In one smooth function, we can both clean up the text for searching AND search for responses to our conspiracy words.

We start by creating a list of words that would indicate conspiracy is afoot. I’m choosing indicators, although this could be done with hashtags as well! Then we’ll feature engineer a Boolean that tells us if a tweet contains ANY of the conspiracy indicators in our list. This is done with a simple .contains() method paired with some regex voodoo to help us search through the series.

Hmm… not much tweeting here about conspiracy…

This returns a dataframe with this new Boolean feature that tells us if it’s True that a tweet contains a conspiracy indicator. Here we can see the value_counts()

Conspiracies per tweet

Next we’ll create a feature that lists any conspiracy words that occur in a text instance. We can clean our text up AND create our column in one clear function

The reason we want to clean is because I’m doing indicators here. If we were doing hashtags, we’d want to get rid of the punctuation stripping, and use a startswith(“#”) method. Similarly, we drop case on everything with the .lower() method so that strange capitalization habits aren’t messing us up. Doing another value_counts(), we can see some interesting things:

This method is hard, because there are so many various combinations that it’s hard to plot in a way that makes sense. So the third method…

Conspiracy Objects

Finally, we can use a function to show us only an approximation of the direct object of a tweet sentence. A direct object is the noun(phrase) that receives the action of the verb phrase that separates the subject of the sentence from the predicate. In layman terms, this is the thing that the conspiracy is “against” or “using.” In the tweet “The #FakeNews is doing the bidding of the deep state,” our direct object is deep state. The benefit of this function is that it also catches it if the conspiracy is the subject and there is no conspiracy object as the D.O. “#FakeNews is ruining America,” and catches it if there’s ONLY a conspiracy D.O., like “Liberal lamestream media is #FakeNews.”

It’s much more manageable for plotting.

Now we can create our Lexical Dispersion Plot!

Here, I’ll only give you one example plot, and you can play with the other data output approaches.

First, we want to convert our created_at object to datetime using pandas’ built in parser.

If you get an error that says that neither of the objects is numeric, you’ve skipped this step.

Then we set up our strip plot for export. You can have it display directly in your notebook using plt.show() (and plt.tight_layout()), but I prefer to look at them separate from the notebook. This way, I can place the df and the viz side-by-side and eyeball whether there are differences between my data and visualization.

And we get…

But why would we do this?!

This kind of visualization is great for academic pattern recognition, but probably not much else. Business intelligence would be better served using a timeseries.

An example: Yale Psychiatry professor Brandy Lee made the news claiming that Trump’s reliance on conspiracy theory was a sign that he was “unraveling.”

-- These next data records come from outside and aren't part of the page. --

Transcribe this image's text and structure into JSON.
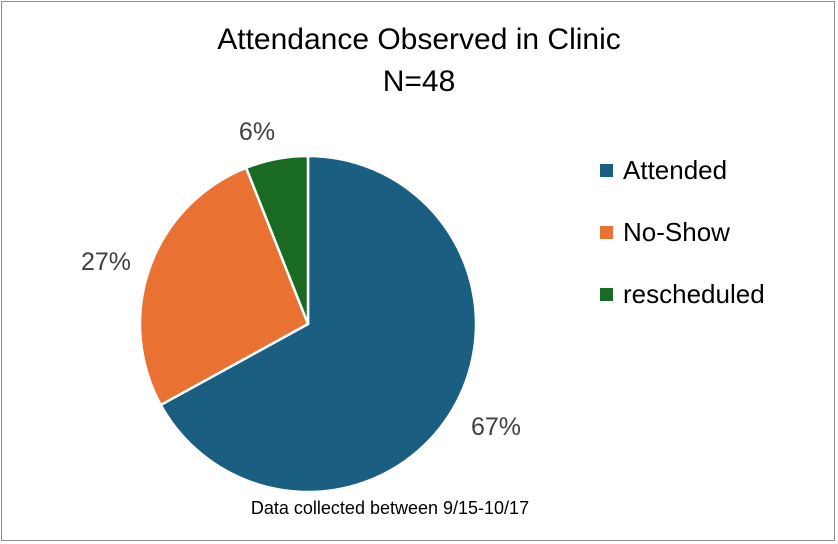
{
  "chart_data": {
    "type": "pie",
    "title": "Attendance Observed in Clinic",
    "subtitle": "N=48",
    "categories": [
      "Attended",
      "No-Show",
      "rescheduled"
    ],
    "values": [
      67,
      27,
      6
    ],
    "data_labels": [
      "67%",
      "27%",
      "6%"
    ],
    "colors": [
      "#1a5e82",
      "#e97132",
      "#196b24"
    ],
    "legend_position": "right",
    "footnote": "Data collected between 9/15-10/17"
  }
}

Now, I’m not a Trump-supporter. Far from it. I think that he’s a bigoted sexual harasser with a lot of insecurity that is transformed into over-performed machismo. BUT, his populist promotion of conspiracy has declined since the primaries — we see it right here. Lee’s casual (ab)use of mental health evaluation is thus used to fan the flame of a form of stigma and shaming that does very little for democratic engagement and disproportionately harms political professionals who struggle with their mental health. We might add that Lee also continues a long history of people from the Left and the Right who identify possible State Crimes Against Democracy as schizophrenic, paranoid, obsessive-compulsive, etc. — for better or worse, revolution or compliance.

In sum, this plot shows that Brandy Lee’s remarks are inappropriate. They play into the very stigma discourses that she as a psychiatrist should be working to neutralize. Confronting the harmful assumptions of a psychiatrist who confuses media saturation with frequency seems like a good enough reason to make a Lexical Dispersion plot to me.